Kairo (awp/sda/dpa) - Ein saudisch dominiertes Bündnis von Golfstaaten hat sich besorgt über einen US-Gesetzesentwurf geäussert, der Klagen gegen die Regierung Saudi-Arabiens zulässt. Der Golf-Kooperationsrat (GCC), dem sechs regionale Mächte angehören, bewerteten das Gesetz als im Widerspruch zu den Grundlagen und Prinzipien zwischenstaatlicher Beziehungen und staatlicher Immunität stehend.
12.09.2016 17:22

Das sagte GCC-Chef Abdel-Latif al-Sajani nach Angaben der staatlichen saudischen Nachrichtenagentur SPA. Al-Sajani warnte, dass dies "negative Auswirkungen" auf die internationalen Beziehungen zu den mit den USA Verbündeten Ländern haben könnte.
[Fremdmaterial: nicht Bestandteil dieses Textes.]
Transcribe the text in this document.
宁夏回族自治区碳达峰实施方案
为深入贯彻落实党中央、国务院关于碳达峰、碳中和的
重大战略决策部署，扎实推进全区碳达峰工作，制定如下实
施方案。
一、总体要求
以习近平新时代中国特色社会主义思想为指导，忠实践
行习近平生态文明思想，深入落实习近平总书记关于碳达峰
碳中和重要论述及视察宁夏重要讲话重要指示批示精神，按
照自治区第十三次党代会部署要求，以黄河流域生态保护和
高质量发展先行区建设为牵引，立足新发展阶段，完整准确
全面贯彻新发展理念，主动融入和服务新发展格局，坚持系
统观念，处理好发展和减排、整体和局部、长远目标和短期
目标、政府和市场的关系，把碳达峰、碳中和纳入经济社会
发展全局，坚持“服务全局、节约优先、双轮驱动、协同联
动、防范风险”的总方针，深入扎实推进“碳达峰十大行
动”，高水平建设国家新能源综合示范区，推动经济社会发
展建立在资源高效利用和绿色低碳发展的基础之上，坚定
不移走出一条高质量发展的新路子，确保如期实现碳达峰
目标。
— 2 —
Das US-Repräsentantenhaus hatte am Freitag einen Gesetzentwurf verabschiedet, der Angehörigen von Opfern der Terroranschläge am 11. September 2001 Klagen gegen die Regierung Saudi-Arabiens ermöglichen würde.

Familien von Opfern der Terroranschläge wollen das Königreich schon seit längerem zur Verantwortung ziehen. Hintergrund sind Vorwürfe gegen das Land, Verbindungen zur Terrororganisation Al-Kaida gehabt zu haben.

Das Gesetz würde die Immunität anderer Regierungen in Bundesgerichten in den USA einschränken und es ermöglichen, sie beispielsweise wegen der Folgen von Terrorattacken zu verklagen. Präsident Barack Obama müsste das Gesetz nun unterschreiben, hatte sich aber in der Vergangenheit dagegen ausgesprochen.